Johann Hari has been casting around for authorities on whom to lean after his tendentious and rather intemperate reaction to the death of Jacques Derrida attracted a good deal of criticism. Today he's calling on Noam Chomsky and Terry Eagleton for support.
The problem with the bit of Chomsky he cites is that it's not a direct comment on Derrida's work at all, but a general criticism of "poststructuralism and postmodernism" - which rather reinforces one in the suspicion that Hari simply used the occasion of Derrida's death to noisily grind an axe about "postmodernism" and its hostility to the values of the Enlightenment. It seems reasonable to me, and not at all a narrowly academic reflex, to wonder at the propriety of attributing to a thinker views he never held, at least not in the garbled and obviously ludicrous form in which Hari reports them. Hari's sleight of hand is to conflate Derrida's thought with a much wider intellectual current, and so to dismiss those who came to Derrida's defence as enemies of openness and rational debate.
Among these latter is Eagleton, whose criticisms of Derrida's views on ethics Hari quotes approvingly. And there are at least two problems with Hari's leaning on Eagleton in this way: one trivial, the other more substantive. The first, trivial problem is one pointed out by a commenter at Harry's Place, and it's that Eagleton himself himself this week disdained the "bemused, bone-headed responses" of "our home-grown intelligentsia" to Derrida's death. One looks forward to Hari thinking about why Eagleton considers his previous criticisms of Derrida to be consistent with an approving admission of him into "a lineage of anti-philosophers, from Kierkegaard to Wittgenstein, who invented a new style of philosophical writing". (It might be, as I suggested in a previous post on this topic, that Derrida's lasting significance lies not in any substantive theses about meaning or whatever, but in his reflections on the nature and limits of philosophical style.)

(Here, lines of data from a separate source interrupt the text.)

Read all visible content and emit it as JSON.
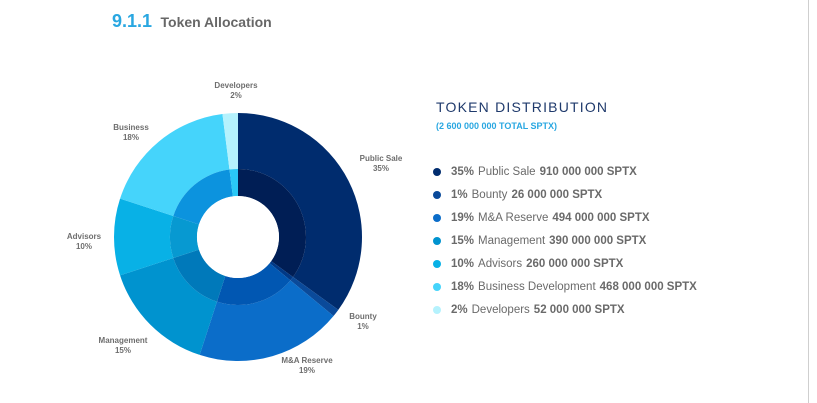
{
  "heading": {
    "number": "9.1.1",
    "title": "Token Allocation"
  },
  "distribution": {
    "title": "TOKEN DISTRIBUTION",
    "subtitle": "(2 600 000 000 TOTAL SPTX)"
  },
  "chart_data": {
    "type": "pie",
    "variant": "donut",
    "title": "Token Allocation",
    "total": "2 600 000 000 SPTX",
    "slices": [
      {
        "label": "Public Sale",
        "value": 35,
        "pct_label": "35%",
        "legend_name": "Public Sale",
        "amount": "910 000 000 SPTX",
        "color": "#002c6e",
        "inner_color": "#001e55"
      },
      {
        "label": "Bounty",
        "value": 1,
        "pct_label": "1%",
        "legend_name": "Bounty",
        "amount": "26 000 000 SPTX",
        "color": "#0a4a9a",
        "inner_color": "#003987"
      },
      {
        "label": "M&A Reserve",
        "value": 19,
        "pct_label": "19%",
        "legend_name": "M&A Reserve",
        "amount": "494 000 000 SPTX",
        "color": "#0b6dc9",
        "inner_color": "#0157b2"
      },
      {
        "label": "Management",
        "value": 15,
        "pct_label": "15%",
        "legend_name": "Management",
        "amount": "390 000 000 SPTX",
        "color": "#0093cf",
        "inner_color": "#0079ba"
      },
      {
        "label": "Advisors",
        "value": 10,
        "pct_label": "10%",
        "legend_name": "Advisors",
        "amount": "260 000 000 SPTX",
        "color": "#08b1e6",
        "inner_color": "#0799d1"
      },
      {
        "label": "Business",
        "value": 18,
        "pct_label": "18%",
        "legend_name": "Business Development",
        "amount": "468 000 000 SPTX",
        "color": "#45d4fb",
        "inner_color": "#0c93de"
      },
      {
        "label": "Developers",
        "value": 2,
        "pct_label": "2%",
        "legend_name": "Developers",
        "amount": "52 000 000 SPTX",
        "color": "#b5f2fd",
        "inner_color": "#2ac8f6"
      }
    ]
  }
}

The second, more substantive problem has to do with the thought of Eagleton's that Hari endorses. This runs as follows:
Derrida says there are moral judgements, but they lack any sort of moral or rational basis. There is no longer any relation, as there was for Aristotle or Marx, between the way the world is and how we ought to act within it, or between the way we are and what we ought to do... These judgements are left accordingly hanging in the air. For Derrida ethics is a matter of absolute decisions - decisions which are vital and necessary but also utterly 'impossible', and which fall outside all given norms, forms of knowledge and modes of conceptualisation. One can only hope he is not on the jury when one's case comes up in court.The problem with this is that Eagleton conflates what philosophers would call a "meta-ethical" question -that is, a question about the status of moral values and judgements; whether, for instance, they are grounded in some feature of the world or not- with first-order morality; with the everyday business of making of moral judgements. Now it's not at all obvious that meta-ethical considerations need necessarily have first-order ramifications. For example, most of us no longer think that moral judgements derive from divine decree, but that doesn't stop us from making them and, in making them, supposing them to have binding force.
Addendum: It seems Hari has form when it comes to denouncing the work of theorists and philosophers whose work he hasn't read first hand. Disclaimer (all of which should be obvious, but unfortunately probably needs spelling out): this link implies no endorsement whatsoever of the views of Hardt and Negri.
And this is very fine indeed.
Update: This is eminently sensible and makes some good points about, inter alia, Derrida's presumptive heirs in literature departments, his attitude towards the "canon" (veneration, largely) and close reading (what he did best). (And I suspect The Reading Experience is a blog I'll be going back to.)